There are no KPIs for this work. Nobody is getting a shout-out at the quarterly all-hands for fixing a paragraph on a page no one has looked at in half a decade. Captive-user UX rarely gets an executive sponsor, a roadmap slot, or a budget. Yet these experiences often matter the most, because the people using them have no alternatives.
It reminds me of a quote from Barack Obama:
You see, the challenges we face will not be solved with one meeting in one night. Change will not come if we wait for some other person or some other time. We are the ones we've been waiting for. We are the change that we seek.
If we’re the ones we’ve been waiting for
, where do you start.

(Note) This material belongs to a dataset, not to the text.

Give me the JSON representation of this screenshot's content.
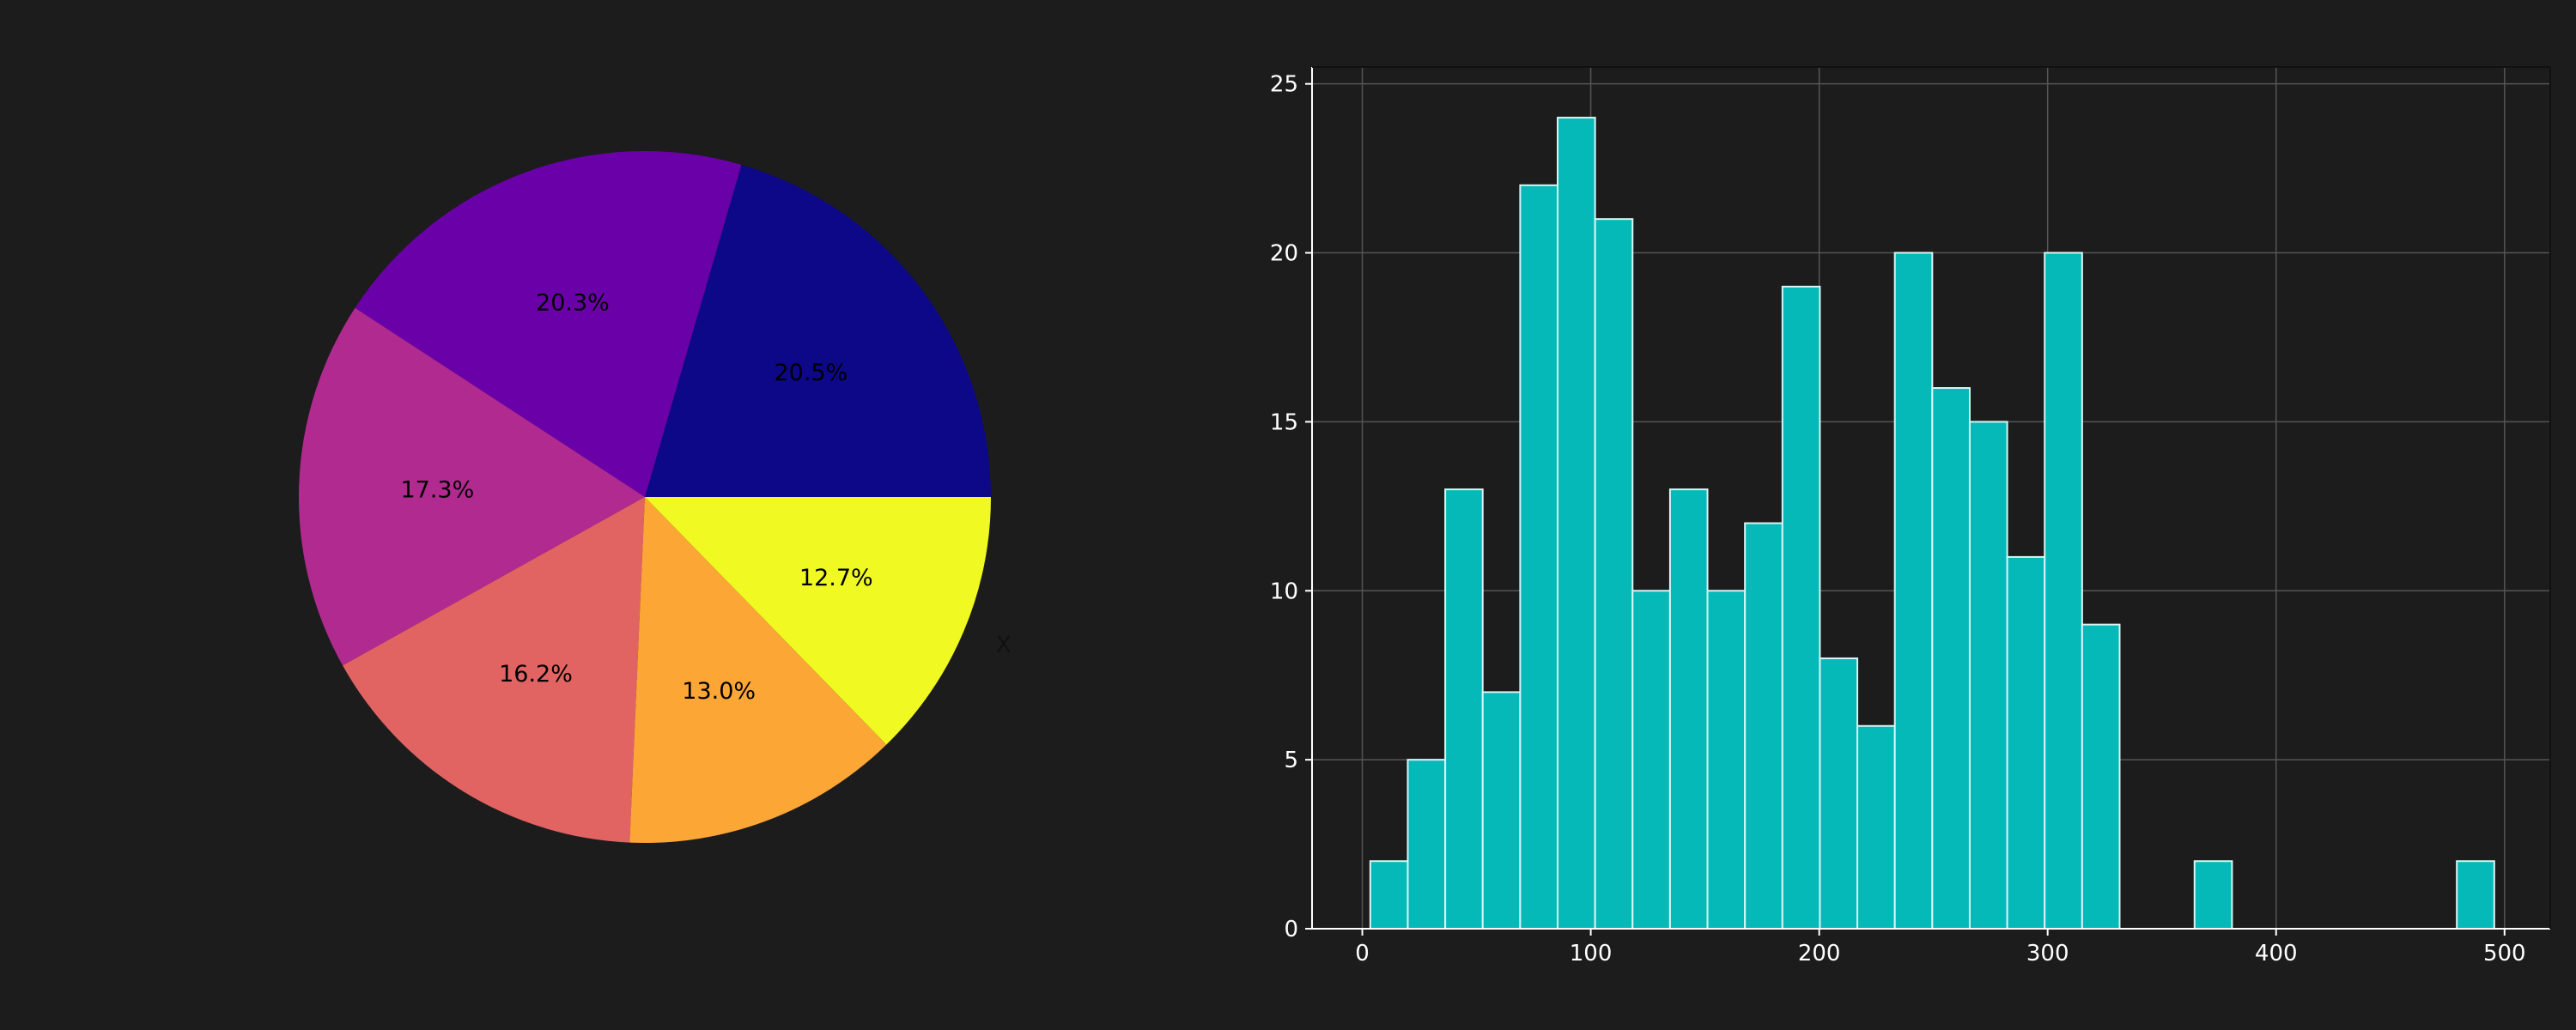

I don’t think these are revolutionary ideas, but they are largely actionable.
- Know whether your users have choice
- If you’re building for captive users, your responsibility increases. They can’t walk away.
- Take ownership of the neglected corners
- Start with something tiny and make it 1% better. Fix a label. Rewrite a sentence. Make sure the terminology in the UI matches the documentation. These small repairs compound and ripple outward.
- Go spelunking in your own product
- Use it the way your users do. Not all UX debt needs a months-long research phase. Sit down and use the product.